After that I packed in my efforts and cried. Mr. Morgan gave me a bit of an "I told you it wouldn't work." then thought I was silly for crying. I'm not part of the Jackass crew, when a grown woman falls - twice, and can't control her pet least 3 neighbors come to help... you bet I cried. As of today she is shamed. Every time I see brown I associate it with pain.

I'm now baking muffins to take over there and thank them again. The man fell on my property for fucks sake, and fell as hard as I did. If I'm hurting this badly, god knows how much someone twice my age is faring today. I dont' bake, and I've never baked a blueberry muffin. Those blueberrys are some touchy little fuckers, they lice with even the lightest touch. EDIT - I took the muffins over and the gent was surprised and very grateful. Even remembered my name, perhaps for the lawsuit?
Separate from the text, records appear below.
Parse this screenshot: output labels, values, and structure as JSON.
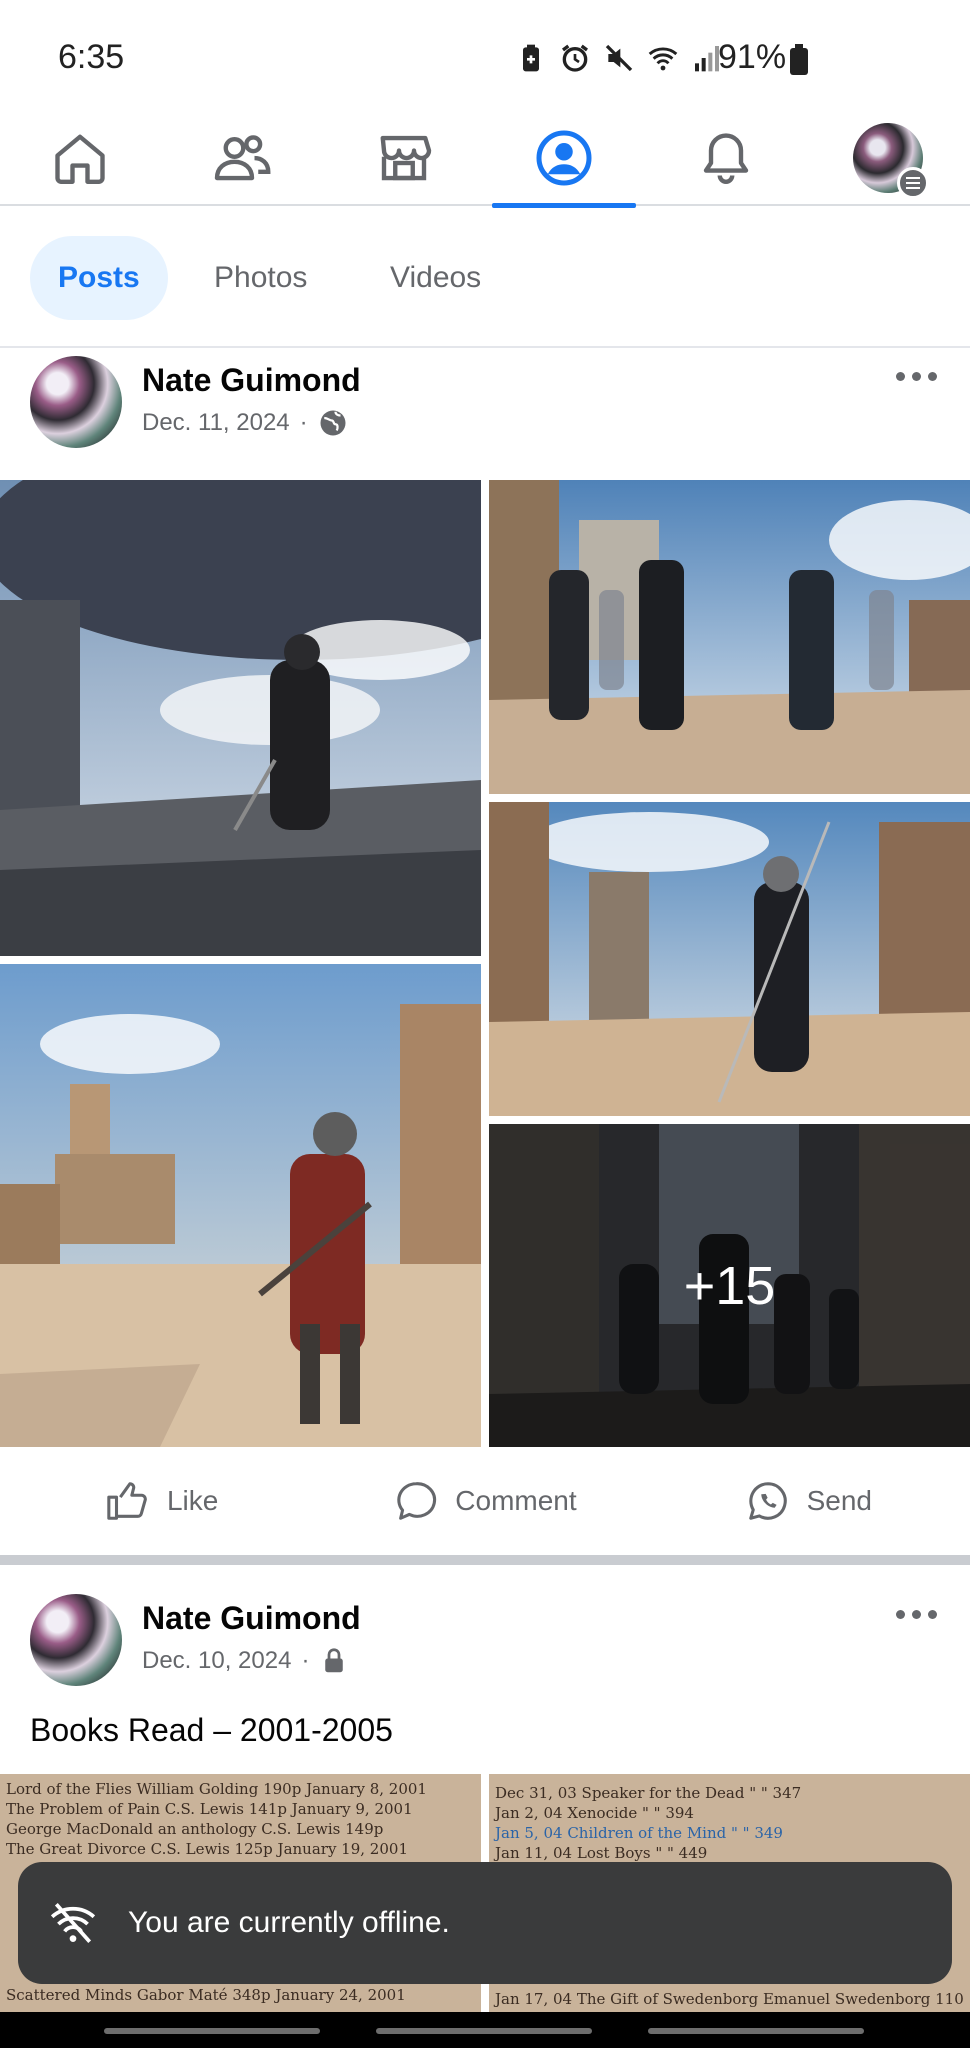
{
  "status_bar": {
    "time": "6:35",
    "battery_percent": "91%",
    "icons": [
      "battery-saver-icon",
      "alarm-icon",
      "mute-icon",
      "wifi-icon",
      "signal-icon"
    ]
  },
  "top_nav": {
    "items": [
      {
        "name": "home",
        "icon": "home-icon"
      },
      {
        "name": "friends",
        "icon": "friends-icon"
      },
      {
        "name": "marketplace",
        "icon": "marketplace-icon"
      },
      {
        "name": "profile",
        "icon": "profile-icon",
        "active": true
      },
      {
        "name": "notifications",
        "icon": "bell-icon"
      },
      {
        "name": "menu",
        "icon": "avatar-menu-icon"
      }
    ],
    "accent": "#1877f2"
  },
  "sub_tabs": [
    {
      "label": "Posts",
      "active": true
    },
    {
      "label": "Photos"
    },
    {
      "label": "Videos"
    }
  ],
  "posts": [
    {
      "author": "Nate Guimond",
      "date": "Dec. 11, 2024",
      "separator": "·",
      "privacy_icon": "globe-icon",
      "extra_photos": "+15"
    },
    {
      "author": "Nate Guimond",
      "date": "Dec. 10, 2024",
      "separator": "·",
      "privacy_icon": "lock-icon",
      "text": "Books Read – 2001-2005"
    }
  ],
  "actions": {
    "like": "Like",
    "comment": "Comment",
    "send": "Send"
  },
  "book_list_left": [
    "Lord of the Flies   William Golding   190p   January 8, 2001",
    "The Problem of Pain   C.S. Lewis   141p   January 9, 2001",
    "George MacDonald an anthology  C.S. Lewis  149p",
    "The Great Divorce   C.S. Lewis   125p   January 19, 2001",
    "Scattered Minds   Gabor Maté   348p   January 24, 2001"
  ],
  "book_list_right": [
    "Dec 31, 03  Speaker for the Dead   \"   \"   347",
    "Jan 2, 04  Xenocide   \"   \"   394",
    "Jan 5, 04  Children of the Mind   \"   \"   349",
    "Jan 11, 04  Lost Boys   \"   \"   449",
    "Jan 17, 04  The Gift of Swedenborg   Emanuel Swedenborg   110"
  ],
  "toast": {
    "icon": "wifi-off-icon",
    "message": "You are currently offline."
  }
}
Lol, it was the very very VERY least I could do and I wrapped them in a nice backet with a note of appreciation. This also is why I don't want to move, short of the Jeff's, my neighbors really step up, as do we. It's a lovely place to live.

In other news, Mr. Morgan has begun writing a book and is quite excited and passionate about it. I'm being very supportive and step in for him to read the newest chapter, without anything but positive energy. I fear he is not looking into the bigger picture that on every editors desk are thousands of other hopefuls. I wrote a book many years ago tha was/is very good, and I am being subjective, it's and amazing and very unique story, but the rat race to be published is painful and most times costly. Mr. Morgan is also very impulsive, we have a room full of guitars, and other things he swore would change his life that now collect dust. I can't deflate him though, everyone deserves a chance at achieving their goals and wishes.

-DM

5 Comments:

Anonymous Anonymous said...

You know it’s funny what I had been thinking for the last week or so is that YOU should give writing a go again. You have such a great way with words and you have a very strong "voice." your writing always manages to entertain, and you have a great imagination. I really think you could get published.

In any case good luck to Mr. Morgan in his endeavor. And I hope you get some bites in your job hunt soon.

2:30 PM  
Blogger DMorgan's Zoo said...

This comment has been removed by the author.

6:09 PM  
Blogger DMorgan's Zoo said...

I appreciate that seniment very much. There is a fine line between two artists in one home. I think it's fairly well observed that the crown of that title rests on my head but I'm not trying to point that out. While I adore my husband, I also know I am a lot better at art, music, and writing than he is - although we did meet by writing and he is the only one I've met in person to see my wit and try to raise it. He hates analogies and I live for them. He is trying to take my advice when he reads me his latest inserts but gets easilly frustrated and says "well I can change all of that later." I admit to cocking my head and stayin silent, when I know that while physically I am a fucking train wreck, I do indeed have the gift of type and know what sounds good. I'll elaborate later on his content, I'm always happy for anyone who has passion for something. But I will stretch and say yes, I am better. He is better at things that I couldn't wrap my head around if I begged to. Don't tattle. :)

6:12 PM  
Anonymous Anonymous said...

Did you run a notice on Craigslist for the garage sale? I had one a couple of months ago, ran an ad on craigslist, paid $20 bucks for RGJ and I was swamped with people.

2:13 PM  
Blogger DMorgan's Zoo said...

I'm not doing that again. I had no help and all Mr. Morgan did was say it looked thin. How much can I cram onto 3 tables??? He's really being an ass lately.